It is a persistent
mystery and a matter of despair to me that poor and minority voters in red
states seem to support conservative Republican congresspersons who publicly and
consistently vote against the personal economic interests of their poor and
minority constituents.
Alec MacGillis on
ProPublica.com has drawn the curtain back, a bit.
The explanation—at
least, part of it—is simple: many of the folks who receive government “safety
net” support are indifferent to the whole politics caboodle, and they don’t
vote. In many Republican strongholds, their neighbors who are higher on the
socio-economic scale do vote, and they elect the fire-breathing Republicans who
badmouth welfare “dependency” and want to cut social benefits.
MacGillis makes a
point of mentioning that in eastern Kentucky and parts of West Virginia and in
other states where there are long-standing pockets of depressed communities and
“people on welfare,” some of the folks who are recently poor or just one step
up—some kind of job, maybe still getting some benefits—are disdainful of the
people who are still living on welfare.
“The people in these
communities who are voting
Republican in larger proportions are those who are a notch or two up the economic
ladder — the sheriff’s deputy, the teacher, the highway worker, the motel
clerk, the gas station owner and the coal miner. And their growing allegiance
to the Republicans is, in part, a reaction against what they perceive, among
those below them on the economic ladder, as a growing dependency on the
safety net, the most visible manifestation of downward mobility in their
declining towns.”
MacGillis clarifies the
disconnect between “politics” and Americans who are poor, jobless, and
disadvantaged in many ways:
“In eastern Kentucky and
other former Democratic bastions that have swung Republican in the past several
decades, the people who most rely on the safety-net programs secured by
Democrats are, by and large, not voting against their own interests by electing
Republicans. Rather, they are not voting, period.
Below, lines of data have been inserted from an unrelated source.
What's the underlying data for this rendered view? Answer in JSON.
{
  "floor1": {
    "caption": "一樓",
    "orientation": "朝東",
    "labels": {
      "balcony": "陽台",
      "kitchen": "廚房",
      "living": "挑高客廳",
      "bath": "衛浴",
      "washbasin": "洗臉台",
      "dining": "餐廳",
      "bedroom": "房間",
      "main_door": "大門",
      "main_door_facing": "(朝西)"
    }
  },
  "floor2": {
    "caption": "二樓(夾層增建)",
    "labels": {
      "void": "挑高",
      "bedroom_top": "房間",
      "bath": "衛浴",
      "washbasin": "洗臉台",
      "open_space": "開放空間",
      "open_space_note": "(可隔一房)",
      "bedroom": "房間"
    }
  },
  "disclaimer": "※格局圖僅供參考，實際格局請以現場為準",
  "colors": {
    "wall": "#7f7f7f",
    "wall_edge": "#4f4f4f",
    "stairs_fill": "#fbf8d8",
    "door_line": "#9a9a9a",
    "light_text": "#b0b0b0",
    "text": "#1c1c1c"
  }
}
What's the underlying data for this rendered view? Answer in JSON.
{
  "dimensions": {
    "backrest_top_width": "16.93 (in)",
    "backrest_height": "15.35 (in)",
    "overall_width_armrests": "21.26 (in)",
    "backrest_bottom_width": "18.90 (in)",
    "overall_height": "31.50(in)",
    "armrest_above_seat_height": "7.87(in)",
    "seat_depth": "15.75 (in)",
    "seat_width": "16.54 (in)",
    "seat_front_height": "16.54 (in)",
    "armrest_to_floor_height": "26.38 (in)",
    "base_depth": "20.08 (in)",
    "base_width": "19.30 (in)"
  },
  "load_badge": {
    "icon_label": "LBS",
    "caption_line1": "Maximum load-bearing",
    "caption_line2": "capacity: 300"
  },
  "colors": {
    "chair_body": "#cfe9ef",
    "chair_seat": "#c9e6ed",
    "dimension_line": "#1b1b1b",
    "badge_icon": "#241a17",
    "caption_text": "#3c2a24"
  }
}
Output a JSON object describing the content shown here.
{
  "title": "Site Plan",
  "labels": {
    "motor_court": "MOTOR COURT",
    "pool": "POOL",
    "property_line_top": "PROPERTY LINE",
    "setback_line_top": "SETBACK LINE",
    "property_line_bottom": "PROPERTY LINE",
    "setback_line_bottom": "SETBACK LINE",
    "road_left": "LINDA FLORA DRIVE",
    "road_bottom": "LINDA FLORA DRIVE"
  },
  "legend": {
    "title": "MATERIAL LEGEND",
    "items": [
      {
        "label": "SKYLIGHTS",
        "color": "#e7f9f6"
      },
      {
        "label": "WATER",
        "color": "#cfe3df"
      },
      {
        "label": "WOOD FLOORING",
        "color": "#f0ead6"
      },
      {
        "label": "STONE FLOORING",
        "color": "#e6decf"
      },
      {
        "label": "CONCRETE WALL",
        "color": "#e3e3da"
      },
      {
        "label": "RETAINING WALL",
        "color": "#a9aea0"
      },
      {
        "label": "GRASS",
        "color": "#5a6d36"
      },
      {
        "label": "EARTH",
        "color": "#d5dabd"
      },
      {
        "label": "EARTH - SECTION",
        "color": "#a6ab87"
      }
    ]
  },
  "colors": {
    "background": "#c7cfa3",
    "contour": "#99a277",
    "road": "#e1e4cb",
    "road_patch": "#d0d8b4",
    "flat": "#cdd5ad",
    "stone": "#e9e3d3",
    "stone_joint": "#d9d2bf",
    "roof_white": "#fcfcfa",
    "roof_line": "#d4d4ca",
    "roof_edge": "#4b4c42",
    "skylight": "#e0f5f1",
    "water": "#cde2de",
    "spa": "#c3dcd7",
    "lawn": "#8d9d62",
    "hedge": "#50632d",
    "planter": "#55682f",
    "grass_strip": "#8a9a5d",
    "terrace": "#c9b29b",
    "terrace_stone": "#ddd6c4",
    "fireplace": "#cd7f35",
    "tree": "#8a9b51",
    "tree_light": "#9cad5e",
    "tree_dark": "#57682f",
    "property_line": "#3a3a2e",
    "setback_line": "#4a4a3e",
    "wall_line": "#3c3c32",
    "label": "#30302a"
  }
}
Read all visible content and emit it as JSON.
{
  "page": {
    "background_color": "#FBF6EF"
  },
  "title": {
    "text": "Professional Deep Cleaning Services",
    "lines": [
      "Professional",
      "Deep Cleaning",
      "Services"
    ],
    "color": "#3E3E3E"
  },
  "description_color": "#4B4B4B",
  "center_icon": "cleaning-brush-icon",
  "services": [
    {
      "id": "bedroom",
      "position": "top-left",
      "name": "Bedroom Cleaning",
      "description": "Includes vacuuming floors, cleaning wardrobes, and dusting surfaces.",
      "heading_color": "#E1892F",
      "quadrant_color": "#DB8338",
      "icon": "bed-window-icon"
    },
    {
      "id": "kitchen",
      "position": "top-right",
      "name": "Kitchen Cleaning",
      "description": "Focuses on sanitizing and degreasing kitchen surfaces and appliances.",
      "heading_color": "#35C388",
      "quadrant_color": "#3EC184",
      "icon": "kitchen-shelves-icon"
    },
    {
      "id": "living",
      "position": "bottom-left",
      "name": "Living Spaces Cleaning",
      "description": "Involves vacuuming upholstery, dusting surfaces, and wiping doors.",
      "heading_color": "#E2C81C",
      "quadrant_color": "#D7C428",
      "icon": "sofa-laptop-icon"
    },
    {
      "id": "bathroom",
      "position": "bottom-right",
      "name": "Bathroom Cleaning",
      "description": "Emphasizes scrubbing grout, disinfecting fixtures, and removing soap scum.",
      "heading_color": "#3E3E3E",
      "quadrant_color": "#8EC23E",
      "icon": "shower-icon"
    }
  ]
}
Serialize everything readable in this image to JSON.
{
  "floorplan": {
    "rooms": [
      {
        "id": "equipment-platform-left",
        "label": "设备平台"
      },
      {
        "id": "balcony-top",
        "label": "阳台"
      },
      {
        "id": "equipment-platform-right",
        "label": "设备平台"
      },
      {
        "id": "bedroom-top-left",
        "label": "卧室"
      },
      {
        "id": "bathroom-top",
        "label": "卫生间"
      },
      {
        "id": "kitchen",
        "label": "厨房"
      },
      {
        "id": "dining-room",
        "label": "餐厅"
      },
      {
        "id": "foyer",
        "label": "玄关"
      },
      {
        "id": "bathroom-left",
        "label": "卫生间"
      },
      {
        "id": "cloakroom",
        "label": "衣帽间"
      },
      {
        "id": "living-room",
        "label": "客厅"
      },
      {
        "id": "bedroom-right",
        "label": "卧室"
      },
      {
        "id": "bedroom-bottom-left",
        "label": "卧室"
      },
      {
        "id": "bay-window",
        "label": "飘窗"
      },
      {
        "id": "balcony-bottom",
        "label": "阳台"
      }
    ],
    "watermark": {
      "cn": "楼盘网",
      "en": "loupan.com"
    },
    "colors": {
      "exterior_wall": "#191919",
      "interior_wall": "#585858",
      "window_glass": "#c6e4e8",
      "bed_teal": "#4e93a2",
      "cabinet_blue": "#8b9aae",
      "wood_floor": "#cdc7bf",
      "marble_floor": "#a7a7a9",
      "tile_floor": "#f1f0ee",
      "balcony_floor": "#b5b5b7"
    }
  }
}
They have, as voting data,
surveys and my own reporting suggest, become profoundly disconnected from the
political process.”
So, the obvious question is
not “Why are these folks voting for Republicans who will make their lives
worse?”
The question is “Why aren’t
these folks voting?”
For that matter, let’s just
broaden the scope of our discussion here:
A central problem of our
democracy is that it isn’t working, because too many people aren’t voting.
Why isn’t that issue a prime
topic of discussion in the debates and the talk shows and in the public arena?